Labor unions and employers with an organized labor force anxiously await the Supreme Court’s ruling in Janus v. American Federation of State, County and Municipal Employees, set to come down early this summer. If Janus prevails, which many believe to be the likely outcome, this ruling is set to have wide-spread implications for union membership, and therefore collective bargaining at large.
However, before we dive into the potential impact of the ruling, it is important to understand the premise of the case, past precedent and who may be affected when the ruling comes down.
For those of you familiar with the case, jump to Part II of this blog series for our analysis of how Janus v. AFSCME Council 31 may impact unions, employers and the American workforce.

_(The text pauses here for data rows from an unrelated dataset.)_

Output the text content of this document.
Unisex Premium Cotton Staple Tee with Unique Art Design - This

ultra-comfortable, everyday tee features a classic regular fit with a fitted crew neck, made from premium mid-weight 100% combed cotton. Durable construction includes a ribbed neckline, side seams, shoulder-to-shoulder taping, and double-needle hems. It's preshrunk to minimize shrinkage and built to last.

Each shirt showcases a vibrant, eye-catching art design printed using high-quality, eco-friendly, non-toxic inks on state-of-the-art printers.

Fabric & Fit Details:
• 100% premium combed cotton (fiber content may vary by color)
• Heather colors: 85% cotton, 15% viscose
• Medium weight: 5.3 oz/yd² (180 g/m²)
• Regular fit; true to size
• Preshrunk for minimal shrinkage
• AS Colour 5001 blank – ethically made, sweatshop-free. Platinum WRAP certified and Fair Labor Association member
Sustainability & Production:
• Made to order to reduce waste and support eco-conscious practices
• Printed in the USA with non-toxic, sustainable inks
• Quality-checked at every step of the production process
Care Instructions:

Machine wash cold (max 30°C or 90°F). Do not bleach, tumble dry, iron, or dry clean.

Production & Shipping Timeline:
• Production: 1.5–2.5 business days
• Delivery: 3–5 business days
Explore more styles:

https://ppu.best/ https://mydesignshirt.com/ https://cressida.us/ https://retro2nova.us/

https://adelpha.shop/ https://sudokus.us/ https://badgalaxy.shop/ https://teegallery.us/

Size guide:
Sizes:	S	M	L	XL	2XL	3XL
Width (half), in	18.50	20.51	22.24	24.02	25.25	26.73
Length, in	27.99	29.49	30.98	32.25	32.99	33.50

Background on Janus v. AFSCME
Mark Janus, a child support specialist for the Illinois Department of Healthcare and Family Services who is not a union member, is arguing that mandatory union fees violated his First Amendment rights by requiring him to subsidize political views he does not support.
Though Janus is not a union member, in Illinois and more than 21 other states, workers are required to pay “fair-share” fees, regardless of membership, as they still reap the benefits of union’s collective bargaining activities. This includes union negotiation on matters such as workplace conditions, pay and benefits. Workers who do not belong to unions are not required to contribute to a union's political lobbying, support of political candidates, or other political activities. However, Janus asserts that in paying these mandatory fees he is being forced to contribute to the union's political activities despite his opposing views, thus violating his First Amendment rights.
This challenges precedent set in 1977 by the ruling of Abood v. Detroit Board of Education. In this 40-year-old case, the Court ruled in favor of forced dues, stating that workers who benefit from union representation should be required to pay their fair share.
According to the Grant for Certiorari, Abood has been challenged twice in the past five years and the Court has contemplated whether or not “it is constitutional for a government to force its employees to pay agency fees to an exclusive representative for speaking and contracting with the government over policies that affect their profession.” It goes on to state the underlying question in this case: “Should Abood be overruled and public sector agency fee arrangements declared unconstitutional under the First Amendment?”
This case will directly impact public sector unions in right-to-work states, which represent an estimated five million employees in the public sector – ranging from teachers to civil servants.